Biden’s credentials as a leader on LGBT equality issues are incredibly strong, especially when contrasted with that of his general election challenger. If elected, Biden has made passage of the Equality Act one of his top legislative priorities, announcing that he would work to secure passage within 100 days of his inauguration. In addition to passing landmark LGBT legislation early on, Biden has also spoken for the need to reverse the hurtful Transgender military ban and end LGBT discrimination in our healthcare system. Additionally, he would work to not only protect the ACA, but improve upon it with a public option.

We know that some of the most vulnerable members of the LGBT community are found on the opposite ends of the generational spectrum.

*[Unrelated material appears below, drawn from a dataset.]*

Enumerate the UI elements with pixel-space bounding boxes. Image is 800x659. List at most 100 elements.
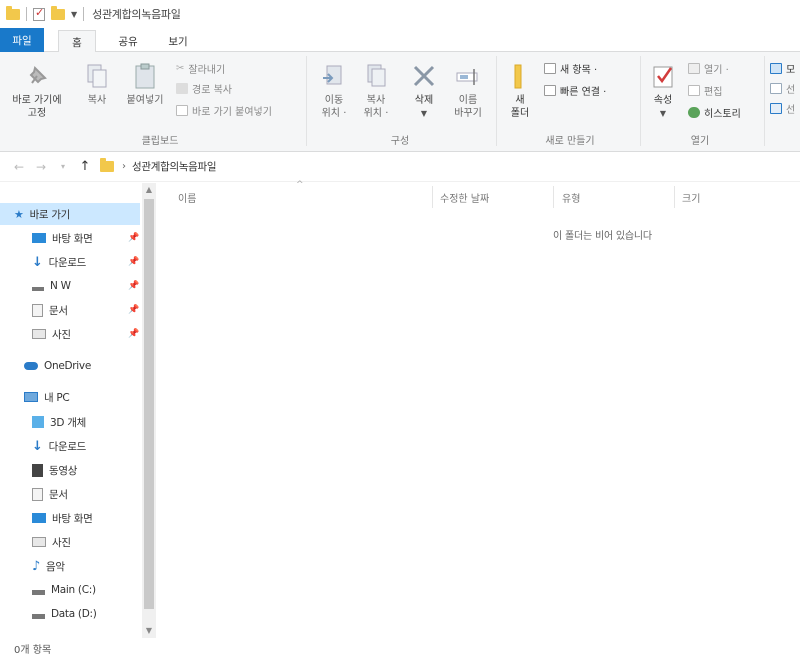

The former Vice President has made a commitment to LGBT seniors and will work to enact the Ruthie and Connie LGBT Elder Americans Act that would ban discriminatory treatment of older LGBT Americans. At the same time, the former Vice President would push for the passage of the Tyler Clementi Higher Education Anti-Harassment Act, which will establish a grant program to support campus anti-harassment programs across colleges and universities to protect LGBT youth facing harassment, bullying and discrimination.

2020 is the year of the LGBT voter
LGBT Americans will play an outsized role in deciding key elections across the country. The policy differences affecting the LGBT community, (access to quality, affordable healthcare, Transgender civil rights and so much more), are abundantly clear between President Donald Trump and former Vice President Joe Biden. At nine million strong, LGBT voters must make their voices heard in November.